Once I let myself mourn, I was finally able to feel the horrible pain of being alone. Only then was it possible to turn the bitterness into the determination not to leave my life in destruction, cut off from any true meaningful relationship. I was determined to overcome my fear to build a lasting house and started investigating Jewish wisdom on marriage.

I discovered that when a man and a woman marry they create a miniature home for God's presence to dwell in the world. This is alluded to in the Hebrew words for man, "ish" and woman, "isha". The words are the same except that man has a letter 'yud' and woman has a letter 'hey'. When a man and woman marry, the 'yud' and 'hey' unite, spelling one of God's names. God becomes their third partner in the home. When a man and woman know there is a greater unifying force in their marriage, it allows them to overcome obstacles of personality and circumstance.

Remove God's name from the marriage, taking out the 'yud' and the 'hey', the remaining letters of 'man' and 'woman' spells 'aish' – 'fire'. Fire is something that destroys and breaks apart a structure. Marriage is meant to be a miraculous on-going peace process. The peace begins with two opposite people and continues with children. Without bringing God into the home, creating a foundation based on Jewish values, the home is in danger of falling apart.

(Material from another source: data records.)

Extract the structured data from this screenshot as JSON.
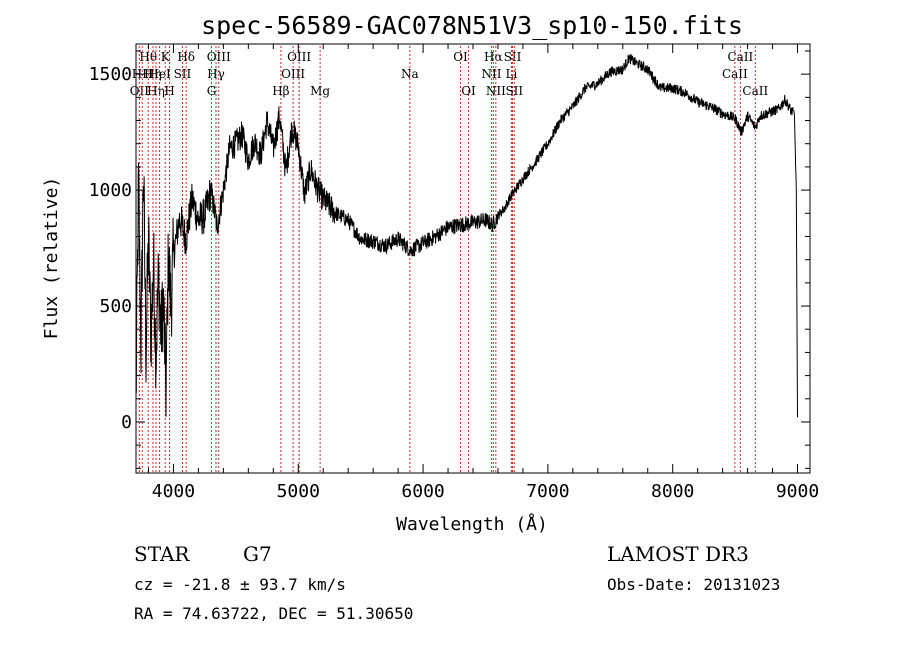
{
  "chart_data": {
    "type": "line",
    "title": "spec-56589-GAC078N51V3_sp10-150.fits",
    "xlabel": "Wavelength (Å)",
    "ylabel": "Flux (relative)",
    "xlim": [
      3700,
      9100
    ],
    "ylim": [
      -220,
      1630
    ],
    "x_ticks": [
      4000,
      5000,
      6000,
      7000,
      8000,
      9000
    ],
    "y_ticks": [
      0,
      500,
      1000,
      1500
    ],
    "series": [
      {
        "name": "flux",
        "x": [
          3700,
          3720,
          3740,
          3760,
          3780,
          3800,
          3820,
          3840,
          3860,
          3880,
          3900,
          3920,
          3940,
          3960,
          3980,
          4000,
          4050,
          4100,
          4150,
          4200,
          4250,
          4300,
          4350,
          4400,
          4450,
          4500,
          4550,
          4600,
          4650,
          4700,
          4750,
          4800,
          4850,
          4900,
          4950,
          5000,
          5050,
          5100,
          5150,
          5200,
          5300,
          5400,
          5500,
          5600,
          5700,
          5800,
          5900,
          6000,
          6100,
          6200,
          6300,
          6400,
          6500,
          6560,
          6600,
          6650,
          6700,
          6750,
          6800,
          6900,
          7000,
          7100,
          7200,
          7300,
          7400,
          7500,
          7600,
          7650,
          7700,
          7800,
          7900,
          8000,
          8100,
          8200,
          8300,
          8400,
          8500,
          8550,
          8600,
          8662,
          8700,
          8800,
          8850,
          8900,
          8950,
          8975,
          8990,
          9000
        ],
        "y": [
          80,
          1040,
          320,
          1100,
          300,
          800,
          350,
          700,
          280,
          640,
          380,
          520,
          140,
          720,
          500,
          720,
          880,
          790,
          960,
          870,
          890,
          1000,
          840,
          1000,
          1180,
          1200,
          1240,
          1130,
          1210,
          1150,
          1300,
          1180,
          1320,
          1080,
          1270,
          1190,
          980,
          1090,
          1010,
          960,
          900,
          870,
          790,
          780,
          760,
          790,
          740,
          770,
          800,
          840,
          850,
          860,
          870,
          850,
          890,
          920,
          970,
          1010,
          1050,
          1120,
          1200,
          1300,
          1360,
          1440,
          1460,
          1510,
          1520,
          1570,
          1550,
          1520,
          1440,
          1440,
          1420,
          1380,
          1360,
          1330,
          1310,
          1250,
          1320,
          1270,
          1320,
          1340,
          1350,
          1390,
          1340,
          1330,
          1000,
          20
        ]
      }
    ],
    "spectral_lines": [
      {
        "label": "Hθ",
        "wavelength": 3798,
        "row": 1
      },
      {
        "label": "OII",
        "wavelength": 3727,
        "row": 3
      },
      {
        "label": "Hη",
        "wavelength": 3836,
        "row": 2
      },
      {
        "label": "HH",
        "wavelength": 3750,
        "row": 2
      },
      {
        "label": "Hη",
        "wavelength": 3860,
        "row": 3
      },
      {
        "label": "K",
        "wavelength": 3934,
        "row": 1
      },
      {
        "label": "HeI",
        "wavelength": 3889,
        "row": 2
      },
      {
        "label": "H",
        "wavelength": 3969,
        "row": 3
      },
      {
        "label": "SII",
        "wavelength": 4072,
        "row": 2
      },
      {
        "label": "Hδ",
        "wavelength": 4102,
        "row": 1
      },
      {
        "label": "OIII",
        "wavelength": 4363,
        "row": 1
      },
      {
        "label": "Hγ",
        "wavelength": 4341,
        "row": 2
      },
      {
        "label": "G",
        "wavelength": 4305,
        "row": 3
      },
      {
        "label": "Hβ",
        "wavelength": 4861,
        "row": 3
      },
      {
        "label": "OIII",
        "wavelength": 4959,
        "row": 2
      },
      {
        "label": "OIII",
        "wavelength": 5007,
        "row": 1
      },
      {
        "label": "Mg",
        "wavelength": 5175,
        "row": 3
      },
      {
        "label": "Na",
        "wavelength": 5894,
        "row": 2
      },
      {
        "label": "OI",
        "wavelength": 6300,
        "row": 1
      },
      {
        "label": "OI",
        "wavelength": 6364,
        "row": 3
      },
      {
        "label": "NII",
        "wavelength": 6548,
        "row": 2
      },
      {
        "label": "Hα",
        "wavelength": 6563,
        "row": 1
      },
      {
        "label": "NII",
        "wavelength": 6583,
        "row": 3
      },
      {
        "label": "SII",
        "wavelength": 6717,
        "row": 1
      },
      {
        "label": "Li",
        "wavelength": 6708,
        "row": 2
      },
      {
        "label": "SII",
        "wavelength": 6731,
        "row": 3
      },
      {
        "label": "CaII",
        "wavelength": 8542,
        "row": 1
      },
      {
        "label": "CaII",
        "wavelength": 8498,
        "row": 2
      },
      {
        "label": "CaII",
        "wavelength": 8662,
        "row": 3
      }
    ]
  },
  "info": {
    "object_class": "STAR",
    "subclass": "G7",
    "survey": "LAMOST DR3",
    "redshift": "cz = -21.8 ± 93.7 km/s",
    "obs_date": "Obs-Date: 20131023",
    "coords": "RA =  74.63722, DEC =  51.30650"
  },
  "colors": {
    "line": "#000000",
    "marker": "#cc2a2a"
  }
}
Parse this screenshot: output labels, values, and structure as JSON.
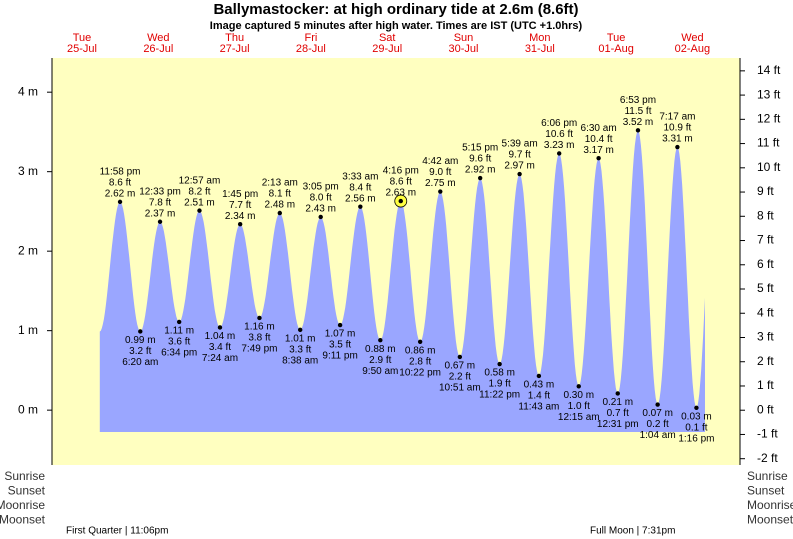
{
  "chart_data": {
    "type": "tide",
    "title": "Ballymastocker: at high  ordinary tide at 2.6m (8.6ft)",
    "subtitle": "Image captured 5 minutes after high water. Times are IST (UTC +1.0hrs)",
    "ylim": [
      -0.69,
      4.43
    ],
    "yticks": [
      {
        "value": 0,
        "label": "0 m"
      },
      {
        "value": 1,
        "label": "1 m"
      },
      {
        "value": 2,
        "label": "2 m"
      },
      {
        "value": 3,
        "label": "3 m"
      },
      {
        "value": 4,
        "label": "4 m"
      }
    ],
    "y2lim": [
      -2.26,
      14.53
    ],
    "y2ticks": [
      {
        "value": -2,
        "label": "-2 ft"
      },
      {
        "value": -1,
        "label": "-1 ft"
      },
      {
        "value": 0,
        "label": "0 ft"
      },
      {
        "value": 1,
        "label": "1 ft"
      },
      {
        "value": 2,
        "label": "2 ft"
      },
      {
        "value": 3,
        "label": "3 ft"
      },
      {
        "value": 4,
        "label": "4 ft"
      },
      {
        "value": 5,
        "label": "5 ft"
      },
      {
        "value": 6,
        "label": "6 ft"
      },
      {
        "value": 7,
        "label": "7 ft"
      },
      {
        "value": 8,
        "label": "8 ft"
      },
      {
        "value": 9,
        "label": "9 ft"
      },
      {
        "value": 10,
        "label": "10 ft"
      },
      {
        "value": 11,
        "label": "11 ft"
      },
      {
        "value": 12,
        "label": "12 ft"
      },
      {
        "value": 13,
        "label": "13 ft"
      },
      {
        "value": 14,
        "label": "14 ft"
      }
    ],
    "background_color": "#ffffc0",
    "water_color": "#9aa6ff",
    "days": [
      {
        "day": "Tue",
        "date": "25-Jul",
        "events": [
          {
            "tide": "high",
            "time": "11:58 pm",
            "ft": 8.6,
            "ft_label": "8.6 ft",
            "m": 2.62,
            "m_label": "2.62 m"
          }
        ]
      },
      {
        "day": "Wed",
        "date": "26-Jul",
        "events": [
          {
            "tide": "low",
            "time": "6:20 am",
            "ft": 3.2,
            "ft_label": "3.2 ft",
            "m": 0.99,
            "m_label": "0.99 m"
          },
          {
            "tide": "high",
            "time": "12:33 pm",
            "ft": 7.8,
            "ft_label": "7.8 ft",
            "m": 2.37,
            "m_label": "2.37 m"
          },
          {
            "tide": "low",
            "time": "6:34 pm",
            "ft": 3.6,
            "ft_label": "3.6 ft",
            "m": 1.11,
            "m_label": "1.11 m"
          }
        ]
      },
      {
        "day": "Thu",
        "date": "27-Jul",
        "events": [
          {
            "tide": "high",
            "time": "12:57 am",
            "ft": 8.2,
            "ft_label": "8.2 ft",
            "m": 2.51,
            "m_label": "2.51 m"
          },
          {
            "tide": "low",
            "time": "7:24 am",
            "ft": 3.4,
            "ft_label": "3.4 ft",
            "m": 1.04,
            "m_label": "1.04 m"
          },
          {
            "tide": "high",
            "time": "1:45 pm",
            "ft": 7.7,
            "ft_label": "7.7 ft",
            "m": 2.34,
            "m_label": "2.34 m"
          },
          {
            "tide": "low",
            "time": "7:49 pm",
            "ft": 3.8,
            "ft_label": "3.8 ft",
            "m": 1.16,
            "m_label": "1.16 m"
          }
        ]
      },
      {
        "day": "Fri",
        "date": "28-Jul",
        "events": [
          {
            "tide": "high",
            "time": "2:13 am",
            "ft": 8.1,
            "ft_label": "8.1 ft",
            "m": 2.48,
            "m_label": "2.48 m"
          },
          {
            "tide": "low",
            "time": "8:38 am",
            "ft": 3.3,
            "ft_label": "3.3 ft",
            "m": 1.01,
            "m_label": "1.01 m"
          },
          {
            "tide": "high",
            "time": "3:05 pm",
            "ft": 8.0,
            "ft_label": "8.0 ft",
            "m": 2.43,
            "m_label": "2.43 m"
          },
          {
            "tide": "low",
            "time": "9:11 pm",
            "ft": 3.5,
            "ft_label": "3.5 ft",
            "m": 1.07,
            "m_label": "1.07 m"
          }
        ]
      },
      {
        "day": "Sat",
        "date": "29-Jul",
        "events": [
          {
            "tide": "high",
            "time": "3:33 am",
            "ft": 8.4,
            "ft_label": "8.4 ft",
            "m": 2.56,
            "m_label": "2.56 m"
          },
          {
            "tide": "low",
            "time": "9:50 am",
            "ft": 2.9,
            "ft_label": "2.9 ft",
            "m": 0.88,
            "m_label": "0.88 m"
          },
          {
            "tide": "high",
            "time": "4:16 pm",
            "ft": 8.6,
            "ft_label": "8.6 ft",
            "m": 2.63,
            "m_label": "2.63 m",
            "current": true
          },
          {
            "tide": "low",
            "time": "10:22 pm",
            "ft": 2.8,
            "ft_label": "2.8 ft",
            "m": 0.86,
            "m_label": "0.86 m"
          }
        ]
      },
      {
        "day": "Sun",
        "date": "30-Jul",
        "events": [
          {
            "tide": "high",
            "time": "4:42 am",
            "ft": 9.0,
            "ft_label": "9.0 ft",
            "m": 2.75,
            "m_label": "2.75 m"
          },
          {
            "tide": "low",
            "time": "10:51 am",
            "ft": 2.2,
            "ft_label": "2.2 ft",
            "m": 0.67,
            "m_label": "0.67 m"
          },
          {
            "tide": "high",
            "time": "5:15 pm",
            "ft": 9.6,
            "ft_label": "9.6 ft",
            "m": 2.92,
            "m_label": "2.92 m"
          },
          {
            "tide": "low",
            "time": "11:22 pm",
            "ft": 1.9,
            "ft_label": "1.9 ft",
            "m": 0.58,
            "m_label": "0.58 m"
          }
        ]
      },
      {
        "day": "Mon",
        "date": "31-Jul",
        "events": [
          {
            "tide": "high",
            "time": "5:39 am",
            "ft": 9.7,
            "ft_label": "9.7 ft",
            "m": 2.97,
            "m_label": "2.97 m"
          },
          {
            "tide": "low",
            "time": "11:43 am",
            "ft": 1.4,
            "ft_label": "1.4 ft",
            "m": 0.43,
            "m_label": "0.43 m"
          },
          {
            "tide": "high",
            "time": "6:06 pm",
            "ft": 10.6,
            "ft_label": "10.6 ft",
            "m": 3.23,
            "m_label": "3.23 m"
          }
        ]
      },
      {
        "day": "Tue",
        "date": "01-Aug",
        "events": [
          {
            "tide": "low",
            "time": "12:15 am",
            "ft": 1.0,
            "ft_label": "1.0 ft",
            "m": 0.3,
            "m_label": "0.30 m"
          },
          {
            "tide": "high",
            "time": "6:30 am",
            "ft": 10.4,
            "ft_label": "10.4 ft",
            "m": 3.17,
            "m_label": "3.17 m"
          },
          {
            "tide": "low",
            "time": "12:31 pm",
            "ft": 0.7,
            "ft_label": "0.7 ft",
            "m": 0.21,
            "m_label": "0.21 m"
          },
          {
            "tide": "high",
            "time": "6:53 pm",
            "ft": 11.5,
            "ft_label": "11.5 ft",
            "m": 3.52,
            "m_label": "3.52 m"
          }
        ]
      },
      {
        "day": "Wed",
        "date": "02-Aug",
        "events": [
          {
            "tide": "low",
            "time": "1:04 am",
            "ft": 0.2,
            "ft_label": "0.2 ft",
            "m": 0.07,
            "m_label": "0.07 m"
          },
          {
            "tide": "high",
            "time": "7:17 am",
            "ft": 10.9,
            "ft_label": "10.9 ft",
            "m": 3.31,
            "m_label": "3.31 m"
          },
          {
            "tide": "low",
            "time": "1:16 pm",
            "ft": 0.1,
            "ft_label": "0.1 ft",
            "m": 0.03,
            "m_label": "0.03 m"
          }
        ]
      }
    ],
    "row_labels": [
      "Sunrise",
      "Sunset",
      "Moonrise",
      "Moonset"
    ],
    "moon_phases": [
      "First Quarter | 11:06pm",
      "Full Moon | 7:31pm"
    ]
  }
}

When the Holy Temple was destroyed we lost the sense of connection to one another that allowed us to dwell together in one land. Each one of us was exiled from our home. Part of the rebuilding of the Temple, we are told, is to be done on the individual level. Our houses are meant to be miniature temples, holy spaces where a stranger coming in immediately senses the peace and warmth of a family, where God's blessing and presence dwells. When each of us in our homes learns to care and want good for one another, despite our differences, it knits together a society that includes God in every stitch. With God being a part of our private lives, He can then become a part of our national life.